A principios del s. XVIII santa Verónica Juliani, la vidente capuchina estigmatizada y gran penitente, describía la privación de Dios como pena suprema:
«He estado toda la noche combatiendo. Sobre todo me han atormentado aquellas dudas sobre si estoy engañada y de que todo mi vivir sea pura invención del demonio. ¡Oh Dios, cómo me hace sufrir todo esto!
Antes de Maitines he tenido aquel padecer de eternidad por espacio de dos horas. No podía recurrir a Dios, porque me parecía estar no en lugar de piedad, sino de justicia.
Esta pérdida de Dios es una pena tan atroz, que no se puede explicar; lleva con sigo todas las penas.
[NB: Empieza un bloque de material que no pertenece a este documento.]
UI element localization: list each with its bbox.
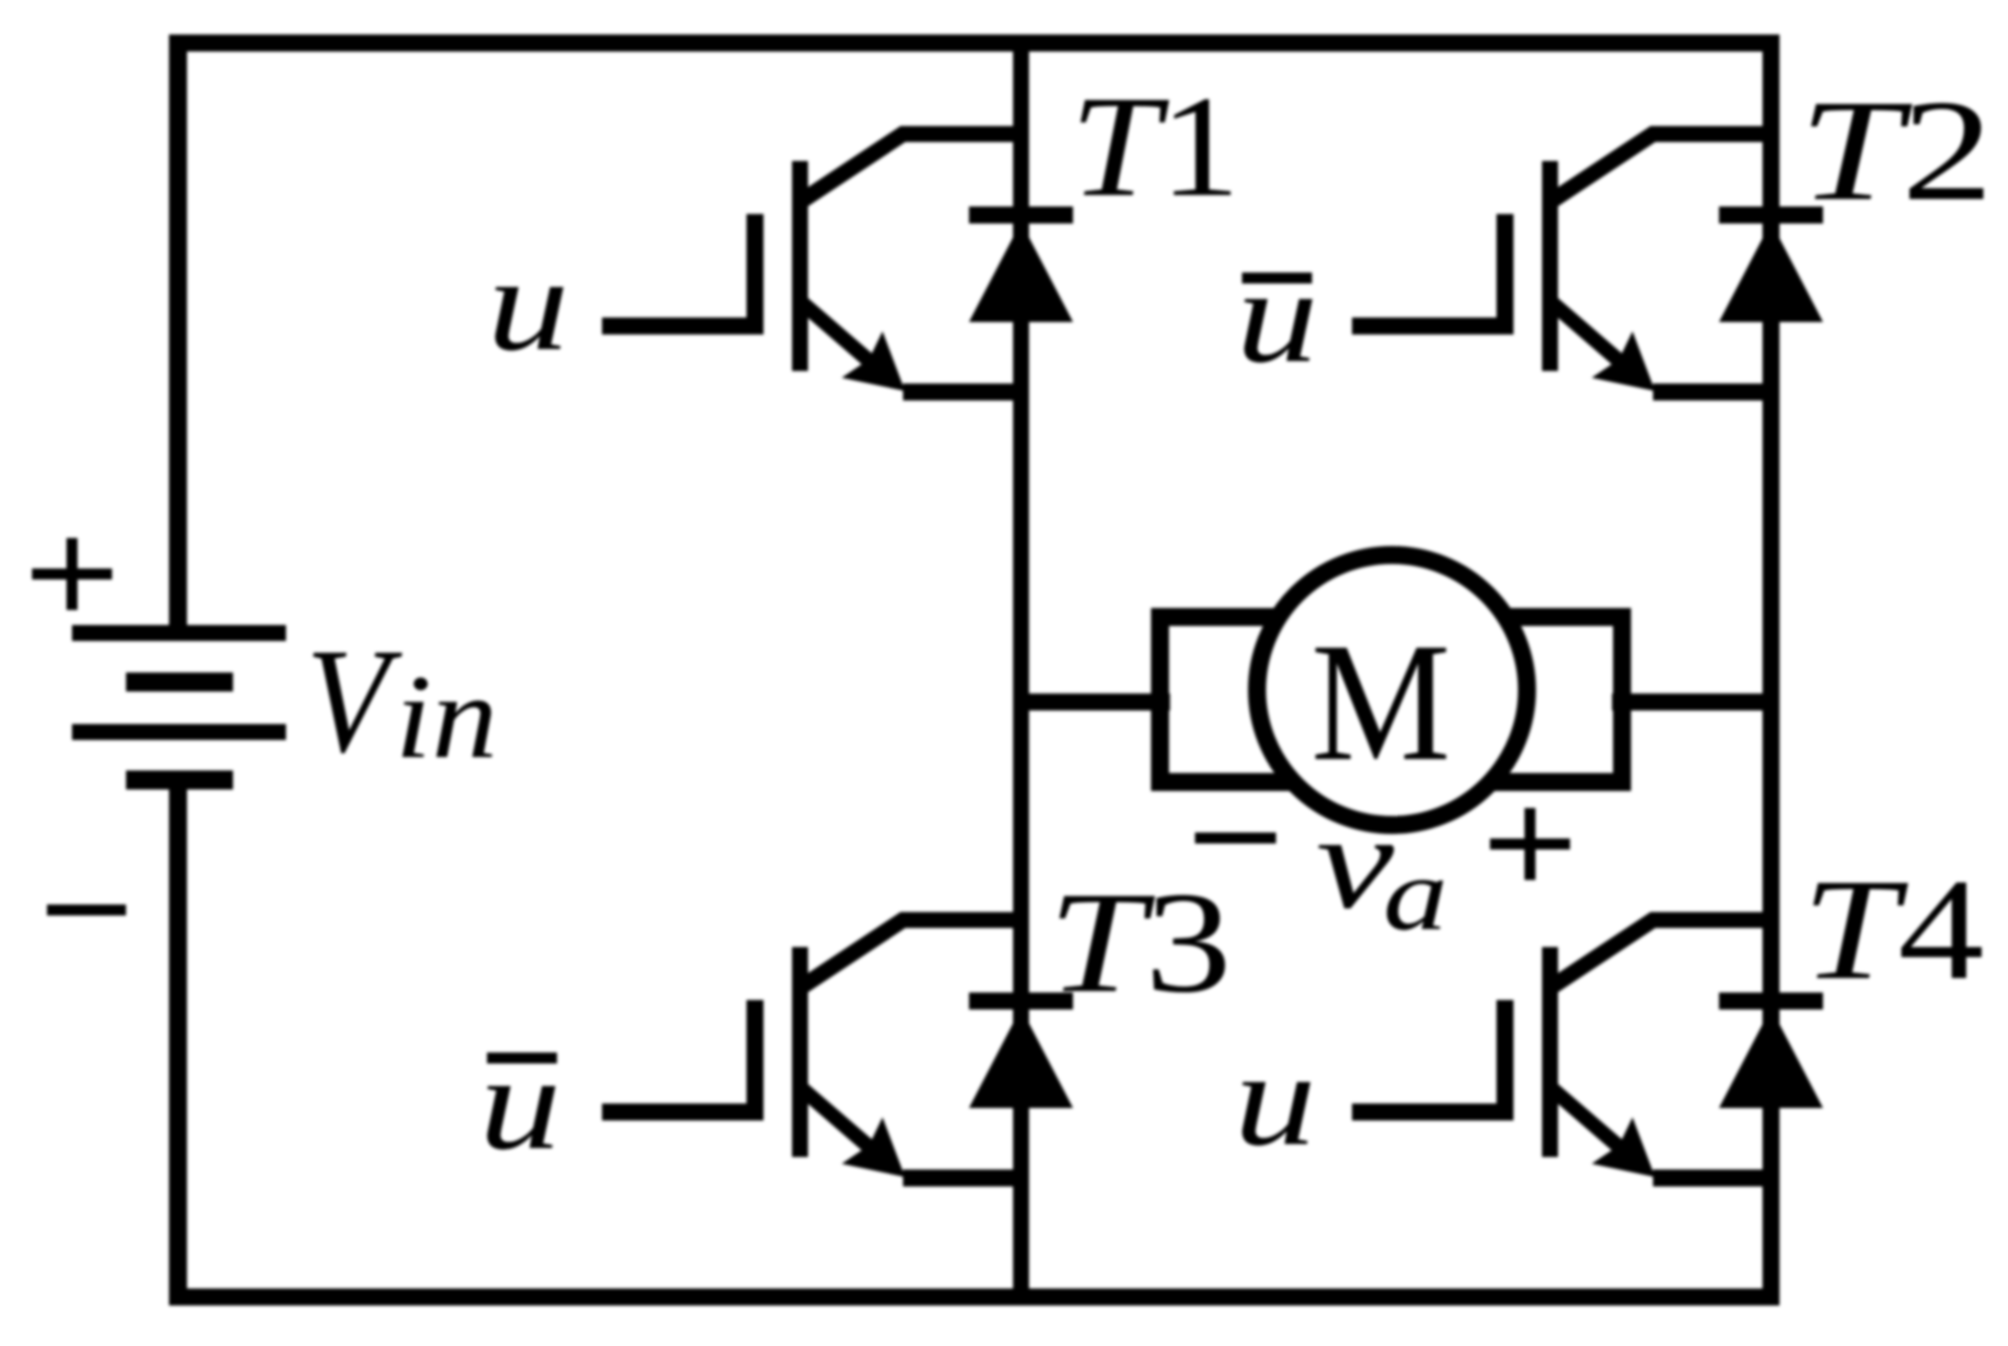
svg-text:T4: T4 [1802,850,1984,1010]
wire: left branch lower (battery - to bottom bus) [169,780,187,1306]
wire: left bridge leg rail [1013,35,1029,1306]
motor right terminal box [1440,617,1622,782]
wire: bottom bus [170,1289,1780,1306]
motor left terminal box [1160,617,1350,782]
diode across T3 [969,1001,1073,1108]
diode across T2 [1719,215,1823,322]
wire: motor left lead [1013,694,1170,711]
wire: motor right lead [1612,694,1780,711]
wire: right bridge leg rail [1763,35,1780,1306]
svg-text:T2: T2 [1799,70,1993,231]
svg-text:T3: T3 [1048,862,1232,1023]
label minus (armature voltage) [1195,833,1276,844]
label battery plus [32,538,112,610]
transistor T3 (IGBT) [602,920,1021,1178]
diode across T1 [969,215,1073,322]
wire: left branch upper (to battery +) [169,35,187,635]
svg-text:u: u [487,229,569,379]
svg-text:a: a [1383,837,1448,952]
svg-text:u: u [479,1028,561,1178]
transistor T1 (IGBT) [602,134,1021,392]
svg-text:in: in [395,651,498,783]
wire: top bus [170,35,1780,52]
diode across T4 [1719,1001,1823,1108]
svg-text:u: u [1234,1024,1316,1174]
label plus (armature voltage) [1490,808,1570,880]
motor body M [1257,555,1527,825]
battery V_in [72,633,286,780]
svg-text:V: V [306,617,403,784]
label battery minus [47,905,126,916]
svg-text:M: M [1311,608,1451,796]
svg-text:T1: T1 [1070,66,1240,227]
svg-text:u: u [1236,241,1318,391]
transistor T4 (IGBT) [1352,920,1771,1178]
transistor T2 (IGBT) [1352,134,1771,392]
En ese estado, a pesar de estar sufriendo tantas formas de padecimientos, nada suponen; todo se siente al vivo, pero ese conocimiento de tener que estar por toda la eternidad sin Dios supera todos los sufrimientos, todos los tormentos; y parece que todo cuanto se puede ponderar del infierno se reduce y se encierra en esta pena de la pérdida del Sumo Bien.
¡Oh Dios! Yo no puedo explicarme bien sobre este punto, pero querría que todos lo entendieran de verdad, sobre todo los pecadores, para que cambiaran de vida y no se expusieran a perder a Dios por toda la eternidad. ¡Oh Jesús mío! Haced Vos que esto sea comprendido, porque yo con la pluma no puedo decir palabra. ¡Oh, aquí sí que se tiembla y se está con temor! Y, después de todo, son temblores y temores que de nada sirven si no es para hacemos entender lo que es un alma sin Dios. Ella sola parece ser el mismo infierno.
¡Oh! Pensad lo que son las penas atrocísimas de ese infierno. No se pueden comprender, no se pueden describir. Por decirlo con una sola palabra: para comprender su atrocidad basta decir que aquellas pobres almas están privadas de Dios. Con sólo decir esto se puede tener idea de lo que es esa pena que encierra en sí todas las penas infernales. ¡Oh Dios, qué angustia, qué tormentos tan atroces experimento yo en ese trance! No me extiendo más, porque sólo el ir escribiéndolo de esta forma me hace temblar de tal modo que no puedo tener la pluma en la mano. ¡Dios sea alabado! Todo es poco por su amor.»